Hence, $p$ doesn't divide $ab$.

I conclude by contraposition that : if $p$ doesn't divide $a$ and $p$ doesn't divide $b$ then $p$ doesn't divide $ab$.

With this method, I can easily generalize this lemma to $n$ numbers : "If $p$ is a prime number which divides $a_1 a_2 ... a_n$ then $p$ divides $a_1$ or ... or $a_n$".

NB : It will just work in Euclidean Domains like $\mathbb{Z}$.

Answer 4

Here is an alternative proof. It is easiest to derive Euclid's lemma as a corollary of the following, more general, result:

If $n\mid ab$ and $n$ is coprime with $a$, then $n \mid b$.

One proof of the above uses Bezout's identity. Since $n$ and $a$ are coprime, there are integers $x$ and $y$ such that $nx+ay=1$. Hence, $nxb+ayb=b$. Since $n$ divides both $nxb$ and $ayb$, it follows that $n \mid b$.

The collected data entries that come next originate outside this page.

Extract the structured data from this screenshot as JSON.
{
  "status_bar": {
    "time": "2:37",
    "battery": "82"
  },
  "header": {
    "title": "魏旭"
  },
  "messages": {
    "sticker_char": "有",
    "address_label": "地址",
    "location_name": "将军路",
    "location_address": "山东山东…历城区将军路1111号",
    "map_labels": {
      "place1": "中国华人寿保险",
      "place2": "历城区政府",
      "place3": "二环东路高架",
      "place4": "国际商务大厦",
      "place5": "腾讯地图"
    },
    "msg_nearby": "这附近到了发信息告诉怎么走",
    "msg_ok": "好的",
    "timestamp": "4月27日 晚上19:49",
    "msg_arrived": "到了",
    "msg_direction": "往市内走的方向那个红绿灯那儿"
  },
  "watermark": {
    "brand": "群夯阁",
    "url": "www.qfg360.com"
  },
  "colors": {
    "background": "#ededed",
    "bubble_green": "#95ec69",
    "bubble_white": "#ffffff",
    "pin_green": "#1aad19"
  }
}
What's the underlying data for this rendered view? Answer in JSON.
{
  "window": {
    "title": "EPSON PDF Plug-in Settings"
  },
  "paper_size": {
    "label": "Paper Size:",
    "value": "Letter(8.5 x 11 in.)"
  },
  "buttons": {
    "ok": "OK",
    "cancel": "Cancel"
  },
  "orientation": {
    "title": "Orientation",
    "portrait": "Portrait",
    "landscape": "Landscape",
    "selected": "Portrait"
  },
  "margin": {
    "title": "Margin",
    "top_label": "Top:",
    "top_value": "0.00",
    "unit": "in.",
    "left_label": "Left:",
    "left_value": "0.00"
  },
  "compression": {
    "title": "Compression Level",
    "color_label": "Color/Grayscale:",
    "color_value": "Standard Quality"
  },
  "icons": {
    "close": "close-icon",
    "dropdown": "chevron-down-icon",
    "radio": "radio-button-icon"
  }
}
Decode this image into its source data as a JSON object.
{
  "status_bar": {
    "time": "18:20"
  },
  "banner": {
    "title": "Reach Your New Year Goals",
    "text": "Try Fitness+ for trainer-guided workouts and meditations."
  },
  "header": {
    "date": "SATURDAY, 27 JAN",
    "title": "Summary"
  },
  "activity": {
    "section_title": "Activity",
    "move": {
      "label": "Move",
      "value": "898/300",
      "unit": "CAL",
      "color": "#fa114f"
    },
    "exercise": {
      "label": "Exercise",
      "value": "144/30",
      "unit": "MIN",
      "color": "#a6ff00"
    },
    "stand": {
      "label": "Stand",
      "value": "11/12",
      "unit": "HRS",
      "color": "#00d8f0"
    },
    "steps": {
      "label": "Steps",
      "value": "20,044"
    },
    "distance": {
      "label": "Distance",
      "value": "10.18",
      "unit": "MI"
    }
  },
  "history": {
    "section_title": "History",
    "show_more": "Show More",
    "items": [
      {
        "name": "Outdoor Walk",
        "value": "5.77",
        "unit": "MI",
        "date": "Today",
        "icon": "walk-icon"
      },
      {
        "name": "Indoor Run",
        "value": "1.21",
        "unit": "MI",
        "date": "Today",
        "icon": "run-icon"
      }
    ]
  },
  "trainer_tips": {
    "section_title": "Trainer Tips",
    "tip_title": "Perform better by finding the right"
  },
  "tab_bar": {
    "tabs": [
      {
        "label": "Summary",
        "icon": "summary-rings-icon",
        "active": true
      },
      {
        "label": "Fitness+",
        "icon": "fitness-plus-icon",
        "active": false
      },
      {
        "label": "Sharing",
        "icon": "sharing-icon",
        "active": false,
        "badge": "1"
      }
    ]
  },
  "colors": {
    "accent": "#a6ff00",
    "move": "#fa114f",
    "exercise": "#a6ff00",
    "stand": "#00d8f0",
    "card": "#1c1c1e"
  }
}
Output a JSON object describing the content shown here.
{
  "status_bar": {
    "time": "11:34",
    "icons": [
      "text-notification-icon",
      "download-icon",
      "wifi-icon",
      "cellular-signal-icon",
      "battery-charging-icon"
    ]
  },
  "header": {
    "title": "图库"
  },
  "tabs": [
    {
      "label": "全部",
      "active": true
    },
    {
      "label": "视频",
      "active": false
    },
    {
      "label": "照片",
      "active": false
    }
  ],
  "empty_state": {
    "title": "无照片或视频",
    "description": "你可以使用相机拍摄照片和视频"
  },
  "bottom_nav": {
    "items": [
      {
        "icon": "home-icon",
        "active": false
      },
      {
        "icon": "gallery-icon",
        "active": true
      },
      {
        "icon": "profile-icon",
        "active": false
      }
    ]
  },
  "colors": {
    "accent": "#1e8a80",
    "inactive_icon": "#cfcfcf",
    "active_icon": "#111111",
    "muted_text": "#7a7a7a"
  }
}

Now suppose $n$ is a prime $p$, and that $p \mid ab$. If $p$ and $a$ are coprime, then $p \mid b$. If $p$ and $a$ are not coprime, then there is a $k>1$ such that $k\mid p$ and $k\mid a$. Since $p$ is prime, it follows that $k=p$ and so $p \mid a$. Hence, regardless of whether $p$ and $a$ are coprime, either $p \mid a$ or $p \mid b$ (or both).